Haruki Murakami and his surreal and dreamlike universe were adapted for cinema this year by Pierre Földes.
A movie by Pierre Földes
A lost cat, a giant talkative frog and a tsunami help an unambitious salesperson, his frustrated wife and a schizophrenic accountant save Tokyo from an earthquake, and restore meaning to their lives.
“What is visible to everyone is perhaps not the most important”, we hear at one point in the film “Blind willows, sleeping woman”. Which would amount to talking about “things hidden behind things” to allude to a famous replica signed Jacques Prévert. If we refer moreover to the famous poet and dialogue writer, we can also list in Pierre Földes‘ first animated feature film a whole whimsical and unexpected inventory: a very large frog (Frog!), a lost cat that has the name of its owner’s brother-in-law (Watanabé), a mysterious box to carry, a giant earthworm named Worm of course, and willows with evil pollen.
A surreal and dreamlike universe
It is the universe of Haruki Murakami, this strange and supernatural tone, which contaminates the feature film and gives it its identity.
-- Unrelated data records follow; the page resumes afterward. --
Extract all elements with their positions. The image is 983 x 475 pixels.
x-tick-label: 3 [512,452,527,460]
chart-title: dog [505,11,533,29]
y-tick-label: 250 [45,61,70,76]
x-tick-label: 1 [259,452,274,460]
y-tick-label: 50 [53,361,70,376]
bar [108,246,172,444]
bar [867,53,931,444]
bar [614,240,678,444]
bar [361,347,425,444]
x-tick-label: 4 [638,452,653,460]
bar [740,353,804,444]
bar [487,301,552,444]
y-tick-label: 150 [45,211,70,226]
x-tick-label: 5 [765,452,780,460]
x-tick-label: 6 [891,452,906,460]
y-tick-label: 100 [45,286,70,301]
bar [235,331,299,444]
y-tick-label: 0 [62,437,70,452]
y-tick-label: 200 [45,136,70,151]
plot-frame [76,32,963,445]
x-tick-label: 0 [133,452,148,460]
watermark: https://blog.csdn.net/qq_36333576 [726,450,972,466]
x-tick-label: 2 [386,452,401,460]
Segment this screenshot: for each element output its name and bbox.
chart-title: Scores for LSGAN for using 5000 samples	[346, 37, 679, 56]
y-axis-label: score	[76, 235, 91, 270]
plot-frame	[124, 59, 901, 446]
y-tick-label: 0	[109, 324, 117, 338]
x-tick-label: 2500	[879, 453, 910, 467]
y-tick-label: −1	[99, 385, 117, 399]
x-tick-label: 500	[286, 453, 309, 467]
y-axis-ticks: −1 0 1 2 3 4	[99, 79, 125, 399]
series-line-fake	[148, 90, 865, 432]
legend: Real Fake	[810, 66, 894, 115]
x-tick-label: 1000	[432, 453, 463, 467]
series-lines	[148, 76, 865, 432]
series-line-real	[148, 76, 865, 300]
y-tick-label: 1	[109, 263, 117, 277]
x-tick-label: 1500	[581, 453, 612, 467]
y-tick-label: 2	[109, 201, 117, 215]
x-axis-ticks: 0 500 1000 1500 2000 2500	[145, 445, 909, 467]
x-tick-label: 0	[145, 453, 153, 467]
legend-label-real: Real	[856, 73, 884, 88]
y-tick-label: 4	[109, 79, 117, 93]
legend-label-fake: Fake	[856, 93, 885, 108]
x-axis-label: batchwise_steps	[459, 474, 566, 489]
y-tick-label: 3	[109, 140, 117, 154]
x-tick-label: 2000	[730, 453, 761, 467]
The filmmaker chooses six short stories from three different collections by the Japanese writer. The work of adaptation is admirable, as long as it does not of course illustrate the short stories academically one after the other, but prunes the stories, reduces the number of characters and entangles the destinies of its heroes reduced to four main and invents a story where everyone is a bit like the mirror of the other.
At the heart of the film is the existential questioning, the most intimate awareness, the one that makes you change your path in life. Although full of dialogue, Blind Willows, Sleeping Woman is an introspective film, filled with reflections, silences and inner voices. It is also a film made up of multiple digressions, always translated into images, whether in flashback mode or reverie and nightmare, nourishing the tenacious impression of disturbing strangeness.